(1 / 2)
Date: February 21, 1991 15:13
From: KIM::ALBAUGH
To: @SYS$MAIL:ENGINEER
(This file lives in ee$userdisk:[68k_us.memo]common_bugs.txt)
WHO NEEDS TO READ THIS: every game programmer and every project leader
whose game programmer says he/she has none of these bugs (they're lying).
Hardware engineers might also find it a useful refresher.
I have been doing a lot of poking around in dusty corners lately,
trying to move people from older coin and eeprom routines to newer ones.
In the process I have discovered a few bugs and "accidents waiting to
happen". Each is described below, although I'm not claiming that they are
new or that I didn't create some of them myself. First some background.
Most of our games have (at least) two levels of interrupt. Some games add
an extra level of "software interrupt" or "foreground". Others have
multiple processors (you don't? how about that 6502 on your sound board?)
All these things mean that the statements of a program are often executed
in a different order than one might expect from the source listing. Keeping
things on track requires a certain degree of (dare I say it) discipline.

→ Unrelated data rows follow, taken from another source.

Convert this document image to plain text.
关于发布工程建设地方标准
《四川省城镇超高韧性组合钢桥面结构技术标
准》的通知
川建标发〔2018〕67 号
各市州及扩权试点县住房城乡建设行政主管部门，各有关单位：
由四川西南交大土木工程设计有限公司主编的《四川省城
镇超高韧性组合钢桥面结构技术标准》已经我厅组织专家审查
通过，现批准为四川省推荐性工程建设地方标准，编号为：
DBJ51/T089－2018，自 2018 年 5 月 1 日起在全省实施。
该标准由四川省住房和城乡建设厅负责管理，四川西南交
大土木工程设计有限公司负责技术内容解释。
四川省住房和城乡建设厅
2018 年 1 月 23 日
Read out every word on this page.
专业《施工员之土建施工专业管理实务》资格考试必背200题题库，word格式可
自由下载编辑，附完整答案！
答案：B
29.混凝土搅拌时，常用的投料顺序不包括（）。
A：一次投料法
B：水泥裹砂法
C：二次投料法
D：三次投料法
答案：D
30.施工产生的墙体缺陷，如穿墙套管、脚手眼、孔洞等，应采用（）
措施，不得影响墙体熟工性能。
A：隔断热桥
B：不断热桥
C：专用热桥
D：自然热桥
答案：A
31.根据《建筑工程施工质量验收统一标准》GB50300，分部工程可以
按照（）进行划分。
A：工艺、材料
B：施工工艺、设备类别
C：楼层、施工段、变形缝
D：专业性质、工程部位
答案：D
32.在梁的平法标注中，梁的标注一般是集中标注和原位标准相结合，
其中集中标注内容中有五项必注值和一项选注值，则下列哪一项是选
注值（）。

NOTE: These are not the only bugs in our code. They are just ones I have
seen often, or lately. Each topic below is presented as: subject,
background, the bug, and suggested changes.
Mike
SUBJECT: unrelated functions sharing a latch
BACKGROUND:
Our hardware guys are very fond of grouping miscellaneous bits
together in four-, six-, or eight- bit latches. They are unlikely to
change because a) it's cheaper b) it's not _that_ much of a hassle,
usually and c) it's now the "standard". The problem arises because these
latches are write-only, so they need to be shadowed. Unfortunately, when
a game has two programmers (or one programmer in two different moods or
seasons), there tend to be two (or more) shadows for the same latch. Also,
we don't always take care about order of update or possible interrupts.
THE BUG:
Failure to use a single shadow, or to "guard" references to that
shadow, leads to random setting/clearing of bits. This is especially
prevalent in the _added_at_the_last_minute vcr code, which may, for
example, change the resolution of your LETA...
THE FIX:
A single routine that has its own shadow and disables interrupts
while mucking with it. the one below is called to set a some bits by:
mod_latch( FIRST_BIT | OTHER_BIT );
and called to clear the same bits by:
mod_latch( ~( FIRST_BIT | OTHER_BIT ) );
and it assumes that there is only one such latch, of up to 31 bits.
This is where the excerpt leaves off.